Le tableau ainsi présenté est assurément bien net et l’image du combat est vive. Mais qui ne sent tout ce qu’il y a de factice et de convenu dans cette théorie ? A quoi correspond cette division du terrain en trois zones et de l’action en trois phases ? Dans la réalité, le défenseur qui prend position se ménage sur son front un champ de tir. Ce champ de tir est découvert, c’est le glacis de la position. Ce glacis, battu directement par les feux de la défense, est inabordable ; au-delà, les couverts et les formes du terrain elles-mêmes permettent à l’assaillant qui sait les utiliser de se porter en avant, de cheminer jusqu’au pied du glacis. Mais ce glacis lui-même est d’une étendue très variable : il peut se restreindre à 300 mètres en certains endroits, en d’autres s’étendre jusqu’à 800 ou 1 000 mètres. Il ne peut rien y avoir de fixe en cette matière.

C’est une erreur que de se représenter la ligne des tirailleurs comme une ligne pleine d’hommes coude à coude, droite et rigide. Ce sera une ligne sinueuse, qui dessinera le pied du glacis de la position ennemie, point que les tirailleurs auront toujours pu atteindre assez aisément, mais qu’ils ne pourront plus dépasser sans un violent effort. La chaîne présentera des saillans et des rentrans, il y aura des pleins et des vides.

C’est une illusion que de compter, comme le fait la théorie réglementaire, sur les impulsions successives que les soutiens doivent donner à la chaîne pour la porter jusqu’à distance d’assaut.

Cette mission spéciale, ils seront impuissans à la remplir.

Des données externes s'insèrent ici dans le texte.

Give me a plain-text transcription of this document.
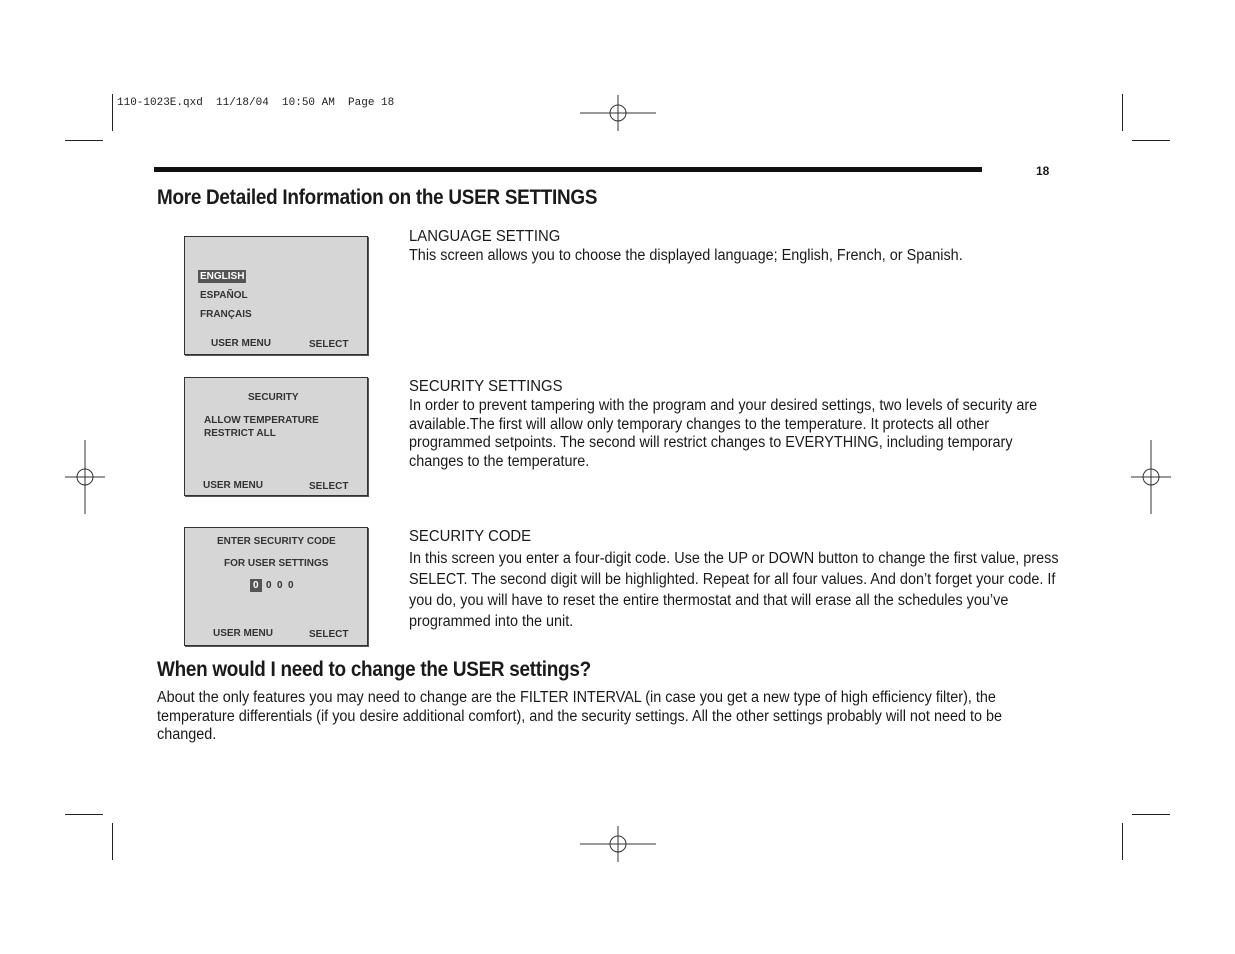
110-1023E.qxd  11/18/04  10:50 AM  Page 18
18
More Detailed Information on the USER SETTINGS
ENGLISH
ESPAÑOL
FRANÇAIS
USER MENU	SELECT
SECURITY
ALLOW TEMPERATURE
RESTRICT ALL
USER MENU	SELECT
ENTER SECURITY CODE
FOR USER SETTINGS
0 0 0 0
USER MENU	SELECT
LANGUAGE SETTING
This screen allows you to choose the displayed language; English, French, or Spanish.
SECURITY SETTINGS
In order to prevent tampering with the program and your desired settings, two levels of security are available.The first will allow only temporary changes to the temperature. It protects all other programmed setpoints. The second will restrict changes to EVERYTHING, including temporary changes to the temperature.
SECURITY CODE
In this screen you enter a four-digit code. Use the UP or DOWN button to change the first value, press SELECT. The second digit will be highlighted. Repeat for all four values. And don’t forget your code. If you do, you will have to reset the entire thermostat and that will erase all the schedules you’ve programmed into the unit.
When would I need to change the USER settings?
About the only features you may need to change are the FILTER INTERVAL (in case you get a new type of high efficiency filter), the temperature differentials (if you desire additional comfort), and the security settings. All the other settings probably will not need to be changed.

Ils seront impuissans, d’abord parce que, exposés au feu aussi bien que la chaîne elle-même, puisqu’ils en sont à peine à quelques mètres en arrière, et bien vite las de supporter des coups sans les rendre, ces soutiens disparaîtront rapidement, se fondront dans la ligne, se borneront à renforcer son feu, au lieu d’attendre sous le feu le moment de s’y jeter pour l’entraîner en avant, comme l’entendait la théorie de 1884.

Est-il certain, est-il même probable que l’arrivée sur la chaîne de 25 à 30 hommes plus ou moins groupés détermine les tirailleurs à se lever, à quitter peut-être un abri passager pour aller se jeter quelque cinquante mètres plus loin sans profit appréciable sous le feu de l’adversaire ? Un instinct sûr avertira l’homme qu’un pareil mouvement est aussi inutile que dangereux. Admettons que l’entrée en ligne du soutien parvienne à enlever les tirailleurs, les uns et les autres ne s’arrêteront-ils pas bientôt, épuisés par cet effort ? Alors il faudra de nouveaux soutiens, de nouveaux efforts, de nouveaux sacrifices, pour aboutir à un nouvel arrêt.

Que peut-on gagner, du reste, à un bond de 50 à 100 mètres en terrain battu et découvert ? L’efficacité du tir avec les armes modernes n’en profite assurément pas. Ce n’est donc pas le but que se propose la théorie en faisant exécuter ces petits bonds successifs ; ce qu’elle veut, c’est amener, sous la protection de la chaîne, la réserve, qui est la troupe de choc, à distance d’assaut.

Cette distance a été fixée à 250 mètres. C’est, paraît-il, l’espace que le fantassin chargé peut parcourir à la course sans s’époumoner. Même ainsi réduite, je doute fort que cette distance puisse être franchie. Mais est-ce là la véritable question ?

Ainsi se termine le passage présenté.